Een ander resultaat is dat we vanuit GGD Hollands Midden een gestructureerde, motiverende gespreksmethode hebben ontwikkeld: Gezamenlijk Inschatten van Zorgbehoeften. Onder meer letterlijk een placemat met daarop de thema’s die – ook volgens henzelf – spelen in het leven van ouders en kinderen (0-18 jaar), als uitgangspunt voor het gesprek met de jeugdarts of jeugdverpleegkundige. Zo krijg je beter in kaart waaraan de cliënt behoefte heeft, dat werkt bewezen motiverend.

Verder krijg je een vollediger beeld van wat er speelt dan – even zwartwit – alleen het bespreken van het gewicht en de lengte van een kind. De gesprekken leiden tot meer tevredenheid bij ouders en professionals, het ondersteunt bovendien eenheid van taalgebruik én de wens ontstond om de placemat te digitaliseren.
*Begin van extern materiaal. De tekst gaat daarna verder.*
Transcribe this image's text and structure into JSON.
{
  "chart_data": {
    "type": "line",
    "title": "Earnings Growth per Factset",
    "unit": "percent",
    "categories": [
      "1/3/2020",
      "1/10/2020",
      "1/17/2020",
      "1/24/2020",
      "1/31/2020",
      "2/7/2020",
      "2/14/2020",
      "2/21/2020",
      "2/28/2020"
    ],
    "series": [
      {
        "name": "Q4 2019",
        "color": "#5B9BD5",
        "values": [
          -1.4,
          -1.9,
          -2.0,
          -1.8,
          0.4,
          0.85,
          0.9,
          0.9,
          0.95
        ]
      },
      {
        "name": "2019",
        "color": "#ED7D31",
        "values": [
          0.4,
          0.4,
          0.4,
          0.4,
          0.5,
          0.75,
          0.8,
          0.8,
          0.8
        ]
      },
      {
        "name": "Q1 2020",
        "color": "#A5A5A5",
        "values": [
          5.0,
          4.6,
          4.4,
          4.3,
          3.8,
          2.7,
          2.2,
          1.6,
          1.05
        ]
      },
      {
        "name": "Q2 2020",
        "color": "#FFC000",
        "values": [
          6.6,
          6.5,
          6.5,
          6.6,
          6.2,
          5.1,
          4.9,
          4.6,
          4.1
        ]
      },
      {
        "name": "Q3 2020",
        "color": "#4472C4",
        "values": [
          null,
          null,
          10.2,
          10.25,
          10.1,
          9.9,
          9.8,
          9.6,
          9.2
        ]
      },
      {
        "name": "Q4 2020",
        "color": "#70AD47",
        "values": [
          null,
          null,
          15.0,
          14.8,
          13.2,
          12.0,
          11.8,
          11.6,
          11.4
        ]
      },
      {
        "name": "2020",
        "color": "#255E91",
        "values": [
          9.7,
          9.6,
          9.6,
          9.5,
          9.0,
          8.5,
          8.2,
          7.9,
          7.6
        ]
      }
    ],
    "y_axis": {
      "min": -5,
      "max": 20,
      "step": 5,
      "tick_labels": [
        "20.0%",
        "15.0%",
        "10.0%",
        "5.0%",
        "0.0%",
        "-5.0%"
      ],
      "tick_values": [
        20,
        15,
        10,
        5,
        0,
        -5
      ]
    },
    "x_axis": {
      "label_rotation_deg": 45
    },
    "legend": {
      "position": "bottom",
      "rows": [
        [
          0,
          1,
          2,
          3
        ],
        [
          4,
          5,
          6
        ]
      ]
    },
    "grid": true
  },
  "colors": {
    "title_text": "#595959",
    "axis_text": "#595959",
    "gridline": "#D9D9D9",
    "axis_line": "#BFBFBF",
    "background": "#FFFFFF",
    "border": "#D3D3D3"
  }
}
Dat leidde weer tot een breed inzetbare app, eveneens geschikt voor bijvoorbeeld de kraamzorg en jeugdzorg.’

Heeft het jou als mens of professional veranderd?
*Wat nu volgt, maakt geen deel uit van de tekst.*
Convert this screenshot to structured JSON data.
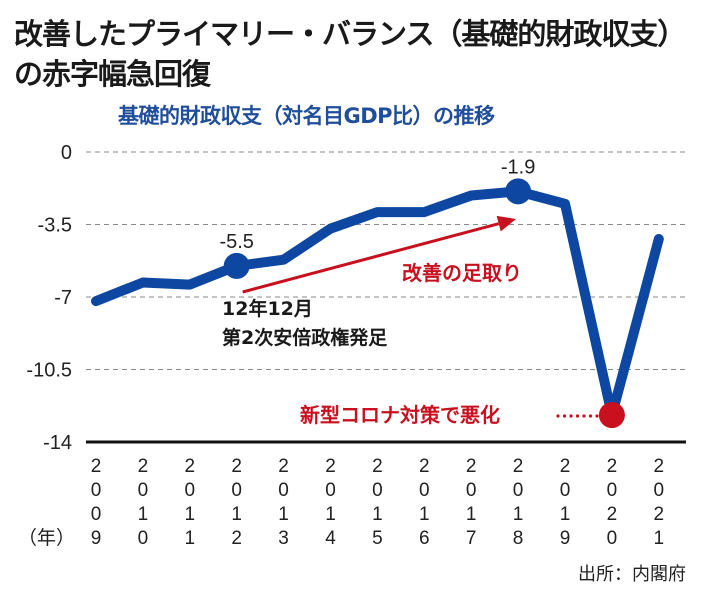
{
  "header": {
    "title_line1": "改善したプライマリー・バランス（基礎的財政収支）",
    "title_line2": "の赤字幅急回復",
    "subtitle": "基礎的財政収支（対名目GDP比）の推移"
  },
  "colors": {
    "line": "#0d47a1",
    "highlight_red": "#c8101e",
    "grid": "#888888",
    "axis": "#111111"
  },
  "chart_data": {
    "type": "line",
    "title": "基礎的財政収支（対名目GDP比）の推移",
    "xlabel": "（年）",
    "ylabel": "",
    "x": [
      "2009",
      "2010",
      "2011",
      "2012",
      "2013",
      "2014",
      "2015",
      "2016",
      "2017",
      "2018",
      "2019",
      "2020",
      "2021"
    ],
    "x_tick_digits": [
      [
        "2",
        "0",
        "0",
        "9"
      ],
      [
        "2",
        "0",
        "1",
        "0"
      ],
      [
        "2",
        "0",
        "1",
        "1"
      ],
      [
        "2",
        "0",
        "1",
        "2"
      ],
      [
        "2",
        "0",
        "1",
        "3"
      ],
      [
        "2",
        "0",
        "1",
        "4"
      ],
      [
        "2",
        "0",
        "1",
        "5"
      ],
      [
        "2",
        "0",
        "1",
        "6"
      ],
      [
        "2",
        "0",
        "1",
        "7"
      ],
      [
        "2",
        "0",
        "1",
        "8"
      ],
      [
        "2",
        "0",
        "1",
        "9"
      ],
      [
        "2",
        "0",
        "2",
        "0"
      ],
      [
        "2",
        "0",
        "2",
        "1"
      ]
    ],
    "series": [
      {
        "name": "基礎的財政収支（対名目GDP比）",
        "values": [
          -7.2,
          -6.3,
          -6.4,
          -5.5,
          -5.2,
          -3.7,
          -2.9,
          -2.9,
          -2.1,
          -1.9,
          -2.5,
          -12.7,
          -4.2
        ]
      }
    ],
    "ylim": [
      -14,
      0
    ],
    "yticks": [
      0,
      -3.5,
      -7,
      -10.5,
      -14
    ],
    "ytick_labels": [
      "0",
      "-3.5",
      "-7",
      "-10.5",
      "-14"
    ],
    "grid": true,
    "highlighted_points": [
      {
        "x": "2012",
        "value": -5.5,
        "label": "-5.5",
        "color": "blue"
      },
      {
        "x": "2018",
        "value": -1.9,
        "label": "-1.9",
        "color": "blue"
      },
      {
        "x": "2020",
        "value": -12.7,
        "label": "",
        "color": "red"
      }
    ],
    "annotations": {
      "abe_line1": "12年12月",
      "abe_line2": "第2次安倍政権発足",
      "improvement": "改善の足取り",
      "corona": "新型コロナ対策で悪化",
      "corona_leader": "……"
    },
    "arrow": {
      "from_x": "2012",
      "to_x": "2018"
    },
    "source": "出所：内閣府"
  }
}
‘Ik heb een beter beeld gekregen van hoe de gemeente werkt, hoe belangrijk het is dat iedereen dezelfde woorden of taal gebruikt en dat het soms ingewikkeld kan zijn om ervaringsdeskundigen zinvol te betrekken – door hun situatie is het soms lastig om overstijgend te kijken naar wat goede zorg is. De boosheid en frustratie van sommige patiënten leerde mij overigens ook hoe diep de pijn zit over hoe de hulpverlening soms verloopt.’

Wat neem je mee in je huidige functie?

‘Mijn functie houdt al in dat ik meerdere werelden met elkaar verbind: praktijk en beleid rond kindermishandeling. Die helikopterview had en houd ik graag. Ik zou willen dat iedereen in de huid kruipt van de ander, welke functie je ook hebt. Daarom ben ik betrokken bij de landelijke coalitie kansrijke start, waarin professionals, wetenschappers en wethouders samenwerken aan een goede en gezonde eerste duizend dagen van een kind.

De cultuur van willen verbeteren, daarvoor inspiratie zoeken en de passie voelen om daar met elkaar voor te gaan staan – ik wens dat iedereen dat mag ervaren.’